Models of Chinese-made drones |
During a Mainland technology trade show, Chinese companies recently displayed a striking number of UAVs. Some of the models looked a bit too-much like those assembled by US factories.
And what might be the reason for their drones resembling American-made craft?
Now isn't it interesting that this information has been used not by the Chinese military but by industrial entrepreneurs to sell this information as well as the UAV technologies that goes with it to the highest PRC bidder?
A greater irony is that the money awarded to these spies has come from a nifty percentage of the US dollars traded for Sino-made goods? Yes, that's right. Foxconn along with dozens other China-based companies are reaping the rewards for the heisted technological secrets.
It wouldn't surprise me that the Obama administration will soon shrewdly decide to buy these Chinese-made drones over those more-expensive UAVs produced by US laborers.
Take, for example, the two most-prominent drones in China’s inventory: the CH-4 and Wing Loong, or Pterodactyl. Both closely resemble the US’s MQ-9 Reaper which serves as the US’s main attack drone and is itself a larger version of the better-known MQ-1 Predator. The Pterodactyl, which is believed to have been tested carrying out ground strikes with anti-tank guided missiles, has a flying time of 20 hours and a range of 4,000 kilometers.
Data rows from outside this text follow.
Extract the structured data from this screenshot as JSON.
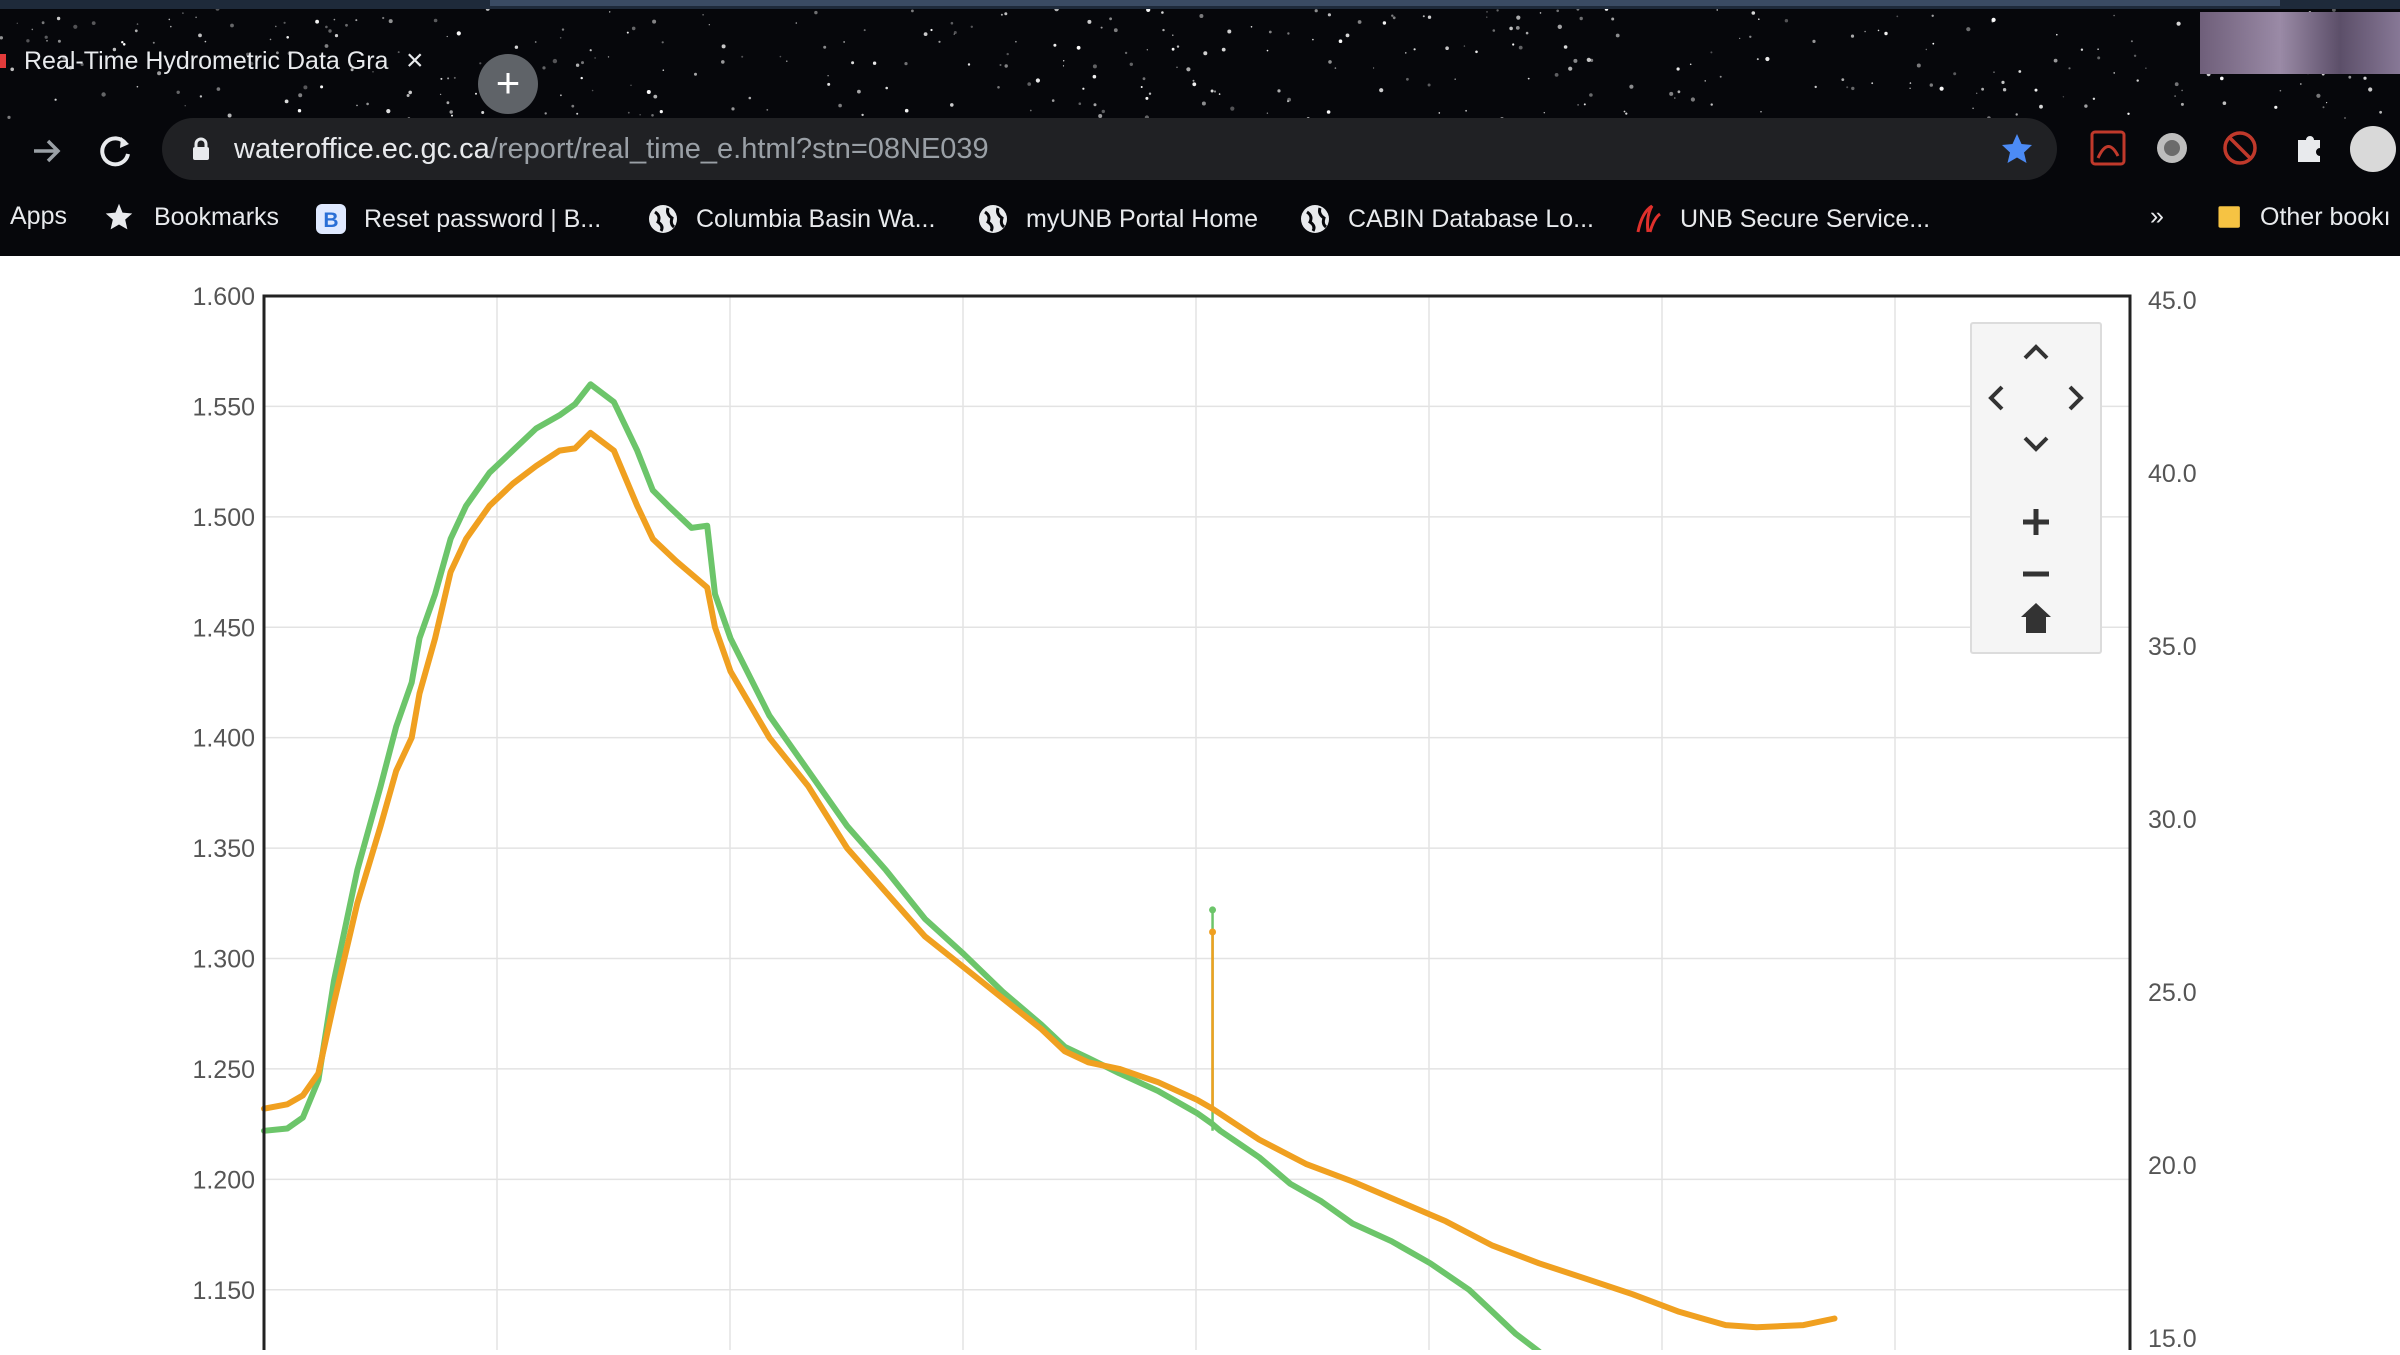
{
  "browser": {
    "tab": {
      "title": "Real-Time Hydrometric Data Gra",
      "close_icon": "×"
    },
    "new_tab_icon": "+",
    "url": {
      "host": "wateroffice.ec.gc.ca",
      "path": "/report/real_time_e.html?stn=08NE039"
    },
    "bookmarks": [
      {
        "label": "Apps",
        "icon": "apps-icon"
      },
      {
        "label": "Bookmarks",
        "icon": "star-icon"
      },
      {
        "label": "Reset password | B...",
        "icon": "b-logo-icon"
      },
      {
        "label": "Columbia Basin Wa...",
        "icon": "globe-icon"
      },
      {
        "label": "myUNB Portal Home",
        "icon": "globe-icon"
      },
      {
        "label": "CABIN Database Lo...",
        "icon": "globe-icon"
      },
      {
        "label": "UNB Secure Service...",
        "icon": "unb-logo-icon"
      }
    ],
    "more_bookmarks": "»",
    "other_bookmarks": "Other bookı"
  },
  "chart_data": {
    "type": "line",
    "left_axis": {
      "ticks": [
        "1.600",
        "1.550",
        "1.500",
        "1.450",
        "1.400",
        "1.350",
        "1.300",
        "1.250",
        "1.200",
        "1.150"
      ],
      "range": [
        1.12,
        1.6
      ]
    },
    "right_axis": {
      "ticks": [
        "45.0",
        "40.0",
        "35.0",
        "30.0",
        "25.0",
        "20.0",
        "15.0"
      ],
      "range": [
        15.0,
        45.0
      ]
    },
    "grid": true,
    "x_gridlines": 8,
    "colors": {
      "green": "#6cc56a",
      "orange": "#f0a020"
    },
    "series": [
      {
        "color": "green",
        "axis": "left",
        "points": [
          [
            0.0,
            1.222
          ],
          [
            0.03,
            1.223
          ],
          [
            0.05,
            1.228
          ],
          [
            0.07,
            1.245
          ],
          [
            0.09,
            1.29
          ],
          [
            0.12,
            1.34
          ],
          [
            0.15,
            1.378
          ],
          [
            0.17,
            1.405
          ],
          [
            0.19,
            1.425
          ],
          [
            0.2,
            1.445
          ],
          [
            0.22,
            1.465
          ],
          [
            0.24,
            1.49
          ],
          [
            0.26,
            1.505
          ],
          [
            0.29,
            1.52
          ],
          [
            0.32,
            1.53
          ],
          [
            0.35,
            1.54
          ],
          [
            0.38,
            1.546
          ],
          [
            0.4,
            1.551
          ],
          [
            0.42,
            1.56
          ],
          [
            0.45,
            1.552
          ],
          [
            0.48,
            1.53
          ],
          [
            0.5,
            1.512
          ],
          [
            0.52,
            1.505
          ],
          [
            0.55,
            1.495
          ],
          [
            0.57,
            1.496
          ],
          [
            0.58,
            1.465
          ],
          [
            0.6,
            1.445
          ],
          [
            0.65,
            1.41
          ],
          [
            0.7,
            1.385
          ],
          [
            0.75,
            1.36
          ],
          [
            0.8,
            1.34
          ],
          [
            0.85,
            1.318
          ],
          [
            0.9,
            1.302
          ],
          [
            0.95,
            1.285
          ],
          [
            1.0,
            1.27
          ],
          [
            1.03,
            1.26
          ],
          [
            1.06,
            1.255
          ],
          [
            1.1,
            1.248
          ],
          [
            1.15,
            1.24
          ],
          [
            1.2,
            1.23
          ],
          [
            1.22,
            1.225
          ],
          [
            1.23,
            1.222
          ],
          [
            1.28,
            1.21
          ],
          [
            1.32,
            1.198
          ],
          [
            1.36,
            1.19
          ],
          [
            1.4,
            1.18
          ],
          [
            1.45,
            1.172
          ],
          [
            1.5,
            1.162
          ],
          [
            1.55,
            1.15
          ],
          [
            1.58,
            1.14
          ],
          [
            1.61,
            1.13
          ],
          [
            1.64,
            1.122
          ]
        ],
        "spike": {
          "x": 1.22,
          "from": 1.222,
          "to": 1.322
        }
      },
      {
        "color": "orange",
        "axis": "left",
        "points": [
          [
            0.0,
            1.232
          ],
          [
            0.03,
            1.234
          ],
          [
            0.05,
            1.238
          ],
          [
            0.07,
            1.248
          ],
          [
            0.09,
            1.28
          ],
          [
            0.12,
            1.325
          ],
          [
            0.15,
            1.36
          ],
          [
            0.17,
            1.385
          ],
          [
            0.19,
            1.4
          ],
          [
            0.2,
            1.42
          ],
          [
            0.22,
            1.445
          ],
          [
            0.24,
            1.475
          ],
          [
            0.26,
            1.49
          ],
          [
            0.29,
            1.505
          ],
          [
            0.32,
            1.515
          ],
          [
            0.35,
            1.523
          ],
          [
            0.38,
            1.53
          ],
          [
            0.4,
            1.531
          ],
          [
            0.42,
            1.538
          ],
          [
            0.45,
            1.53
          ],
          [
            0.48,
            1.505
          ],
          [
            0.5,
            1.49
          ],
          [
            0.53,
            1.48
          ],
          [
            0.57,
            1.468
          ],
          [
            0.58,
            1.45
          ],
          [
            0.6,
            1.43
          ],
          [
            0.65,
            1.4
          ],
          [
            0.7,
            1.378
          ],
          [
            0.75,
            1.35
          ],
          [
            0.8,
            1.33
          ],
          [
            0.85,
            1.31
          ],
          [
            0.9,
            1.296
          ],
          [
            0.95,
            1.282
          ],
          [
            1.0,
            1.268
          ],
          [
            1.03,
            1.258
          ],
          [
            1.06,
            1.253
          ],
          [
            1.1,
            1.25
          ],
          [
            1.15,
            1.244
          ],
          [
            1.2,
            1.236
          ],
          [
            1.22,
            1.232
          ],
          [
            1.28,
            1.218
          ],
          [
            1.34,
            1.207
          ],
          [
            1.4,
            1.199
          ],
          [
            1.46,
            1.19
          ],
          [
            1.52,
            1.181
          ],
          [
            1.58,
            1.17
          ],
          [
            1.64,
            1.162
          ],
          [
            1.7,
            1.155
          ],
          [
            1.76,
            1.148
          ],
          [
            1.82,
            1.14
          ],
          [
            1.85,
            1.137
          ],
          [
            1.88,
            1.134
          ],
          [
            1.92,
            1.133
          ],
          [
            1.98,
            1.134
          ],
          [
            2.02,
            1.137
          ]
        ],
        "spike": {
          "x": 1.22,
          "from": 1.232,
          "to": 1.312
        }
      }
    ]
  },
  "nav_panel": {
    "up_icon": "chevron-up-icon",
    "left_icon": "chevron-left-icon",
    "right_icon": "chevron-right-icon",
    "down_icon": "chevron-down-icon",
    "zoom_in_icon": "plus-icon",
    "zoom_out_icon": "minus-icon",
    "home_icon": "home-icon"
  }
}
Considering that the average Chinese factory worker makes about 1/10th of that of the union-proud American laborer points even more-strongly to this obvious conclusion. In the midst of threatened military budget cuts, why not exchange even more American debt for Chinese-made aerial drones?
Nor is China’s deployment of home-made but cloned UAVs limited to the military realm. The government of Liaoning Province appears to be using UAVs to monitor the North Korean border. That's right! The PRC is actually spying on their North Korean brothers! China is also said to be establishing two coastal UAV bases from which it will oversee its areas of jurisdiction in the Yellow Sea and the Bohai Gulf. Meanwhile, the State Oceanic Administration (SOA) – one of China’s main maritime agencies – announced in August that it is setting up 11 UAV bases, one in each of China’s coastal provinces. It expects to have these bases up and running by 2015.
So what is the Obama Administration doing to foment the PRC's drone activities? Let's take a look at what's happening in the Philippines.
At a naval base around 13 kilometres (eight miles) southwest of the capital Manila, US Navy SEALs have been training Filipino soldiers in the use of drones. Part of the training includes launching one from a boat out at sea after which it has circled the base and landed in the water. US maritime civil affairs officer Jeremy Eden said these were the smaller Puma drones used only for surveillance and not the more lethal, armed versions, like the Predator, employed in Afghanistan. "They (the Filipinos) are very interested and highly motivated to learn and if they acquire the systems, they will use them effectively," Eden said.
"Say what? You mean those things fly on their own?" |
My my! Isn't that encouraging news? The Filipino military is using US-made drones to gain greater awareness of the PRC's use of Sino-made UAVs ... drones that have been constructed with the help of US technology stolen by Chinese hackers?